Non-fungible tokens, or NFTs, are virtual representations of real-world assets. Early examples of NFTs are more than just the media soundbites around NFT trading, art speculation, or NBA sports collectives. There is something deeper, transformative, and radical going on. NFTs open the floodgates to new possibilities of creating, storing, selling, buying, and collecting value. So how do these tokens work in practice? First, if you want to create an NFT, you will have to “mint” it first. This piece explains the process of minting in an accessible, easy to understand way. Promoting it is another piece of the puzzle. Let’s demystify it.
What is Minting?
Minting is the process of encapsulating a digital asset into a blockchain as a public ledger, i.e., as an NFT. NFTs ensure authentic representation for your digital work whilst at the same time also ensuring that it can be flexibly traded or purchased in the market.

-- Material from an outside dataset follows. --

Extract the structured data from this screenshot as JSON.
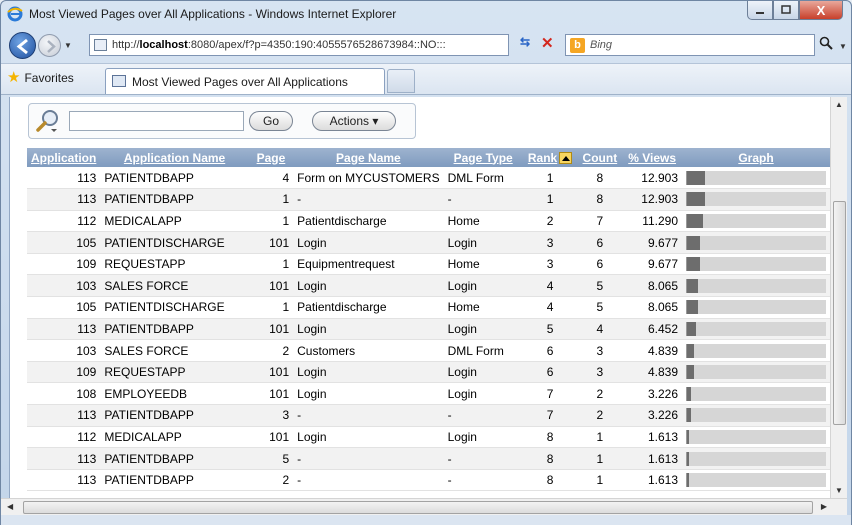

When you “mint” a file, you turn it into a part of the blockchain. Minted NFTs are unique and cannot be replaced, edited, tampered with, or substituted with any other tokens (even by the owner!).
Minting guarantees the originality of NFTs and ensures that the items can be traded or purchased in the NFT market without issue. This process also enables users to track the ownership and resale in the future.

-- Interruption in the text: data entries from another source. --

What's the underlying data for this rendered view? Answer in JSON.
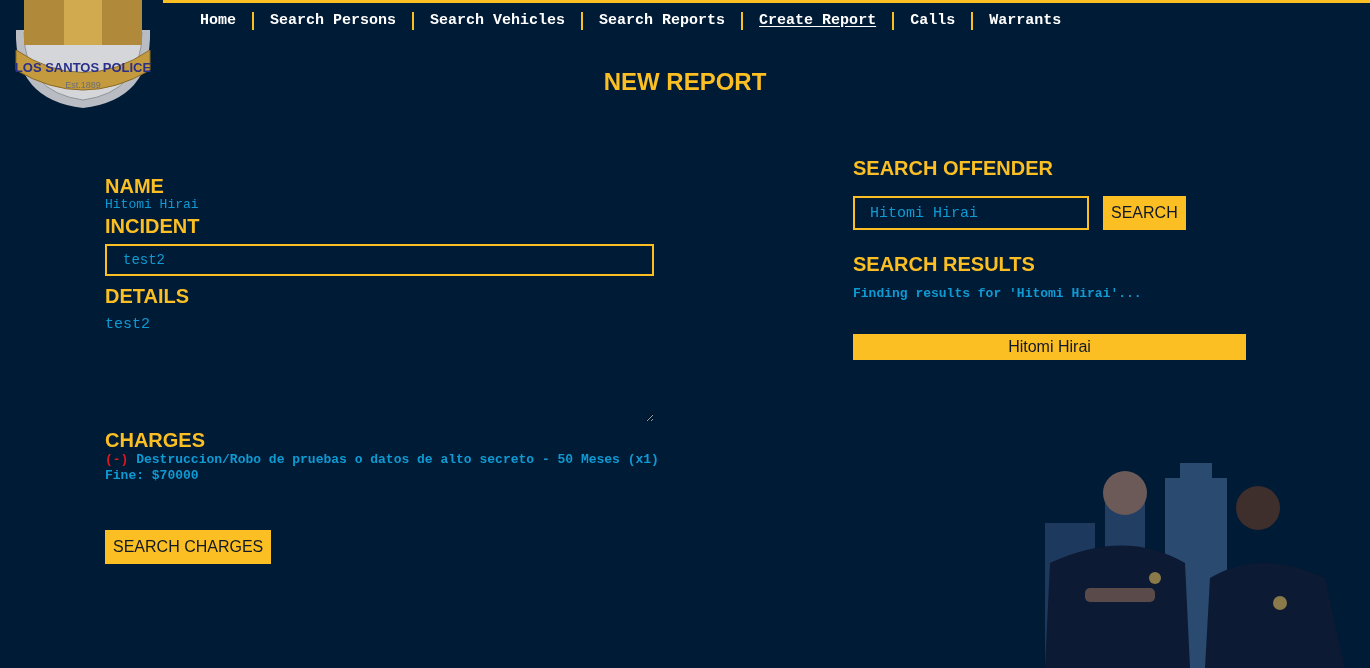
{
  "logo": {
    "name": "LOS SANTOS POLICE",
    "established": "Est.1889"
  },
  "nav": [
    {
      "label": "Home",
      "selected": false
    },
    {
      "label": "Search Persons",
      "selected": false
    },
    {
      "label": "Search Vehicles",
      "selected": false
    },
    {
      "label": "Search Reports",
      "selected": false
    },
    {
      "label": "Create Report",
      "selected": true
    },
    {
      "label": "Calls",
      "selected": false
    },
    {
      "label": "Warrants",
      "selected": false
    }
  ],
  "page_title": "NEW REPORT",
  "report": {
    "name_label": "NAME",
    "name_value": "Hitomi Hirai",
    "incident_label": "INCIDENT",
    "incident_value": "test2",
    "details_label": "DETAILS",
    "details_value": "test2",
    "charges_label": "CHARGES",
    "charges": [
      {
        "remove": "(-)",
        "text": "Destruccion/Robo de pruebas o datos de alto secreto - 50 Meses (x1)"
      }
    ],
    "fine": "Fine: $70000",
    "search_charges_button": "SEARCH CHARGES"
  },
  "offender_search": {
    "label": "SEARCH OFFENDER",
    "query": "Hitomi Hirai",
    "button": "SEARCH",
    "results_label": "SEARCH RESULTS",
    "status": "Finding results for 'Hitomi Hirai'...",
    "results": [
      "Hitomi Hirai"
    ]
  }
}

Once an NFT is minted, the tokenised information is stored on its blockchain until the blockchain ceases to exist.
How to Mint an NFT
There are multiple ways to mint an NFT; some are more complicated than others. The easiest way to mint an NFT (‘lazy minting’) is using the minting feature provided by NFT marketplaces such as OpenSea and Rarible.
In general, one would only use a more complex method of minting using features not supported within the marketplace or if developing a bespoke blockchain implementation, which would require specialist technical knowledge.
On most platforms, minting isn't free. Executing a contract on the Ethereum blockchain platform (and others) incurs a ‘gas fee’ and a service fee, so make sure your e-wallet is in funds.
Most minting functions work in the same way.
Once the details are complete and finalised, you will likely be redirected to a preview page to show how your new NFT will appear on the website.